The Union of Theological Students, 1882-1883

Lane Seminary, a Presbyterian institution in Walnut Hills founded in 1829, maintained a progressive theological stance through much of its century-long history. During the academic year of 1882-1883, a significant group of Lane’s faculty and students entered into a “Union Theological Association” with the first graduating class of the Hebrew Union Seminary. It is not clear how long this Union Theological Association lasted – there was coverage in three mainstream Cincinnati newspapers of an organizational meeting in November 1882 and the first two monthly meetings in December and January 1883. I have only found single article coverage from the February and March meetings. The report of the March meeting ended with the announcement of the next meeting for April, but I have found no articles from April or any further meetings, and no evidence of continuation after the first year.

Even this short-lived documented association between the two theological seminaries is striking. Rabbi Isaac Mayer Wise led the Reform movement in American Judaism, in part by integrating women into full participation in congregational life, worship, and liturgical music. (Conservative Judaism formed among congregations that rejected these reforms.) Rabbi Wise had received his training in Europe; most Rabbis in the US were also adult immigrants. Several small rabbinical schools had failed in the US owing to lack of funding. The reform movement recruited a collective of congregations – a Hebrew Union – to support a training center for an American rabbinate.

Wise founded Hebrew Union College in a converted mansion on West Sixth Street in downtown Cincinnati in 1875. The school had an eight-year curriculum. Students from throughout the country came to Cincinnati for public high school and attended the religious college after school from 2pm. They then enrolled in the University of Cincinnati and arranged their schedules to attend classes at both institutions for another four years. Rabbi Wise, in the early years joined by Rabbi Max Lilienthal who had earned a Ph D at Munich, taught Hebrew, the rabbinic commentaries of the Talmud, and emerging German linguistic and historical criticism of scripture.

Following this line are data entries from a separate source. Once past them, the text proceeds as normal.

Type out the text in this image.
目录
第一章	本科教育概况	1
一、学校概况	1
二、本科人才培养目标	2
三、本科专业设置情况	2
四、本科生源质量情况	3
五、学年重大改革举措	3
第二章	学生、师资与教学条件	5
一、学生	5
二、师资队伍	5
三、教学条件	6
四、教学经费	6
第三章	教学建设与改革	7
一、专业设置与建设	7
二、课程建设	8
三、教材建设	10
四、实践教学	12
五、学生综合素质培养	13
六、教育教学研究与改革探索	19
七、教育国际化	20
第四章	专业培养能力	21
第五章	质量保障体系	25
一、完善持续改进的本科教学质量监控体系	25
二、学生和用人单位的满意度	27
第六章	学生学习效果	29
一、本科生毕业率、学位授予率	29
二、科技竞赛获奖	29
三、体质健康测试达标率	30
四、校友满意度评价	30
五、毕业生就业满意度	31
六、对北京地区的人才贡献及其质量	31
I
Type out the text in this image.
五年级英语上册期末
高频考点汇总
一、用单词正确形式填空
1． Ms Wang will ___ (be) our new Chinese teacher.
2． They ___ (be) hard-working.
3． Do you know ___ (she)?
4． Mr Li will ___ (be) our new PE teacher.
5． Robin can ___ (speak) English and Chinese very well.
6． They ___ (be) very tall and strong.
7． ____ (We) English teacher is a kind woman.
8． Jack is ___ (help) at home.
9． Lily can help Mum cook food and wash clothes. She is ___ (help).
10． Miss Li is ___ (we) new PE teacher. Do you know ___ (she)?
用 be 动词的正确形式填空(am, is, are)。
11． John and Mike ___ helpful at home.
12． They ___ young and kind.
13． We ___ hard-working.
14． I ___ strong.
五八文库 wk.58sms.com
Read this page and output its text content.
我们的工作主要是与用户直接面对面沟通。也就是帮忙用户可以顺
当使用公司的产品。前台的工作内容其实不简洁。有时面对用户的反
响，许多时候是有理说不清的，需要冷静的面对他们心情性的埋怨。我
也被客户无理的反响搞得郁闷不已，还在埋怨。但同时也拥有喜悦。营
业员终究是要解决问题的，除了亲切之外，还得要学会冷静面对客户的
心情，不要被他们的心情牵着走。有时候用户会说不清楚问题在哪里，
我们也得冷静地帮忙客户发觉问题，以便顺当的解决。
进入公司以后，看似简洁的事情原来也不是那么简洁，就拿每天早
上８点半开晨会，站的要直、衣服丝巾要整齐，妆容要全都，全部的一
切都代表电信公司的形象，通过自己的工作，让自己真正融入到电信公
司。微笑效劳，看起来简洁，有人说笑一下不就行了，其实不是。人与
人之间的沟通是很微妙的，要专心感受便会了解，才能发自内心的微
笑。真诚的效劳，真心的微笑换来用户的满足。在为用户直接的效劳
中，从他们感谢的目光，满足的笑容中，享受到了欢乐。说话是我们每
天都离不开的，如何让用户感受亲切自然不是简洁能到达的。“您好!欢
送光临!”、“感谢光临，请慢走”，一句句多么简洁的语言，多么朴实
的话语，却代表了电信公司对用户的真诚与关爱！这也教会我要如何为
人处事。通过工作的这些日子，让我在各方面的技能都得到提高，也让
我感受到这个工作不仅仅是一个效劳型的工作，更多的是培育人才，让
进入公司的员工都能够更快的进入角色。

It is not completely surprising that Hebrew Union, the center of Reform Judaism in America, embraced a theological union with Lane Seminary. Rabbi Wise was among the earliest Jewish scholars to apply new intellectual techniques to the Christian gospels. His 1874 book “The Martyrdom of Jesus of Nazareth” claimed Jesus as a Jew and argued that the Romans, not the Hebrew Pharisees, were responsible for the crucifixion. The first meeting of the joint Hebrew Union and Lane Seminary students and faculty in November 1872 was in fact a momentous occasion. In a fascinating difference of language, the Enquirer said that the schools wanted to explore each other’s “faiths” – a word indicating different religions. The Cincinnati Commercial reported that the schools want to explore the “faith” (the belief) of the other “denominations,” a term used more frequently for closely related religions like “Protestant denominations.” The difference could simply reflect the opinions and vocabularies of the reporters, but the idea that the Reformed Jewish seminary wanted to present itself as just another Judeo-Christian denomination is a very real possibility. (The new Cincinnati Post also noted the meeting, although it did not send a reporter.)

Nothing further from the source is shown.